Nobantu looked at him with raised eyebrows. “Ah, looks like we’ll make a businessman of the artist yet, girls,” she said as they all walked to the parking lot.
Chapter 15
15
As he sat in his study thinking over the past twenty-four hours, Andile wondered whether all those people who craved children had any idea that they were not often worth the trouble – particularly when they got to the awkward teenage years. Anant and Nazli didn’t know how lucky they were to be alone. He called Anant.
“Hey, man, are you at home?” Andile asked casually when Anant answered.
“Yes, what’s up?” Anant responded.
“I hear there’s a bottle of single malt with my name on it at your house,” Andile said, avoiding any mention of his troubles. “May I drop by for a drop?”

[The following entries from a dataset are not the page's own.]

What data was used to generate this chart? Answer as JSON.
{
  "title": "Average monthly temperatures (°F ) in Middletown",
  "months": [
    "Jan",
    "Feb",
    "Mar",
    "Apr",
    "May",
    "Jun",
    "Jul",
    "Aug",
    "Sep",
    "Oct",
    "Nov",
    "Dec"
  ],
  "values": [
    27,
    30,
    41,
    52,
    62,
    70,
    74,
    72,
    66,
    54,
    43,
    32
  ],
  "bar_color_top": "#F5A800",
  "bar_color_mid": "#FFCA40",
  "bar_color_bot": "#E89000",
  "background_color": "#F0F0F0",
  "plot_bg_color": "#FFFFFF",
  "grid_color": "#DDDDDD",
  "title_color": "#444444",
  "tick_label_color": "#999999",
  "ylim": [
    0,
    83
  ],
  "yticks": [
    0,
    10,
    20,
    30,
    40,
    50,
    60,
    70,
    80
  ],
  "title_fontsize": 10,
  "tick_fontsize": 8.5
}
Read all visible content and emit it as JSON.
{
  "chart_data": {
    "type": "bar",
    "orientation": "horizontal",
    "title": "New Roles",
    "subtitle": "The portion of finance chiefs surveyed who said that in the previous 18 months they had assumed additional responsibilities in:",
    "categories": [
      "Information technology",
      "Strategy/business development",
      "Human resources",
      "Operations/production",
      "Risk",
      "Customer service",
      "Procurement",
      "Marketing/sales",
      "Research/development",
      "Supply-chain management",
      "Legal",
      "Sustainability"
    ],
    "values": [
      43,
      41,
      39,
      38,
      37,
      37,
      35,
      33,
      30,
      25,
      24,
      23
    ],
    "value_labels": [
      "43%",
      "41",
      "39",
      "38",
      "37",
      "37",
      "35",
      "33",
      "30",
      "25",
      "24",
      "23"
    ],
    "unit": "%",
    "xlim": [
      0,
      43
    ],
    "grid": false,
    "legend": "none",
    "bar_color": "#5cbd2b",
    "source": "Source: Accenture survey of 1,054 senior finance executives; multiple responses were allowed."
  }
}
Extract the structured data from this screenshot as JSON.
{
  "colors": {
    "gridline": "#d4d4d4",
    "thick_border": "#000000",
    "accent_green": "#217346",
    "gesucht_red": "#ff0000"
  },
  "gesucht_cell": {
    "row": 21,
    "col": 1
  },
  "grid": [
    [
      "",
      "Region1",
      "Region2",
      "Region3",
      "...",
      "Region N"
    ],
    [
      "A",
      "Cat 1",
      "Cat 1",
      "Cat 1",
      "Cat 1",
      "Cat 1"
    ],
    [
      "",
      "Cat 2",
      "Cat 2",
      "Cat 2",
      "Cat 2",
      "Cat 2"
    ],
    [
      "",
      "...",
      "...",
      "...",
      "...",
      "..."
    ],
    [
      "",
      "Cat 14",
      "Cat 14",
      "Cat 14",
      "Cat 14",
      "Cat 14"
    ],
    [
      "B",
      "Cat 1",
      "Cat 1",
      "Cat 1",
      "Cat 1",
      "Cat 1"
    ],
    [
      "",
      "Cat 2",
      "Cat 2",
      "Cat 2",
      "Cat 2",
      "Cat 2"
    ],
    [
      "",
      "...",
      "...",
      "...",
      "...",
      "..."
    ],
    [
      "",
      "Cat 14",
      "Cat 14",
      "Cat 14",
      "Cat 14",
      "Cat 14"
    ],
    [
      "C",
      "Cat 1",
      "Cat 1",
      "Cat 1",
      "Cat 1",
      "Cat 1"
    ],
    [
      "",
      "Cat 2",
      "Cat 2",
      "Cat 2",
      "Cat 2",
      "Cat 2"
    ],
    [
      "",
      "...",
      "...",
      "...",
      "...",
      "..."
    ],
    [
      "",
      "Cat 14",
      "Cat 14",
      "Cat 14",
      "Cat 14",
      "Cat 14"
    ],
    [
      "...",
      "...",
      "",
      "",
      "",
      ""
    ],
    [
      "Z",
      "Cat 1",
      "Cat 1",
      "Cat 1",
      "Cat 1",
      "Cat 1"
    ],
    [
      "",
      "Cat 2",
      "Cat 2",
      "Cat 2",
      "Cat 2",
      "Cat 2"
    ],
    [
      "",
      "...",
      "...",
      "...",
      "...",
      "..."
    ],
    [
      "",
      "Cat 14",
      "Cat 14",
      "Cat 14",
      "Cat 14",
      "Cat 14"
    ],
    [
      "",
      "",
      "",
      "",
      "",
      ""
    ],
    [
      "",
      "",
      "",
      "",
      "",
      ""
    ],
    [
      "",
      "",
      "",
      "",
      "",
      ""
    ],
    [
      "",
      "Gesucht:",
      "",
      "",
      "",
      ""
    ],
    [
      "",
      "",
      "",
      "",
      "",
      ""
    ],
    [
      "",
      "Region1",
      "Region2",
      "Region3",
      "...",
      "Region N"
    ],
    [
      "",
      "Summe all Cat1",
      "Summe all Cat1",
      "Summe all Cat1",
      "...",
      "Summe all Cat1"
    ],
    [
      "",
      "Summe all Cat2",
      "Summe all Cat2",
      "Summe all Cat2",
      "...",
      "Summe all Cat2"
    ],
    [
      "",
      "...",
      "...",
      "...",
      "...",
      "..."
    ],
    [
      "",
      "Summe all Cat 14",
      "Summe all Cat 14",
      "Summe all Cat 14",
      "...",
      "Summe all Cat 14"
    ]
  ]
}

“Could you?” He could hear the smile in Anant’s voice. “I was about to phone you. The doctor’s on call, she just left the house and I am dying of boredom. Please, come on up.”
Andile went to find Xolani – who was busy with a Playstation game – to tell him that he was leaving briefly for Anant’s house. The last thing he said to his son was, “And you’d better not do any of that zol stuff while I’m gone because I will put you in rehab so fast you won’t know what hit you.”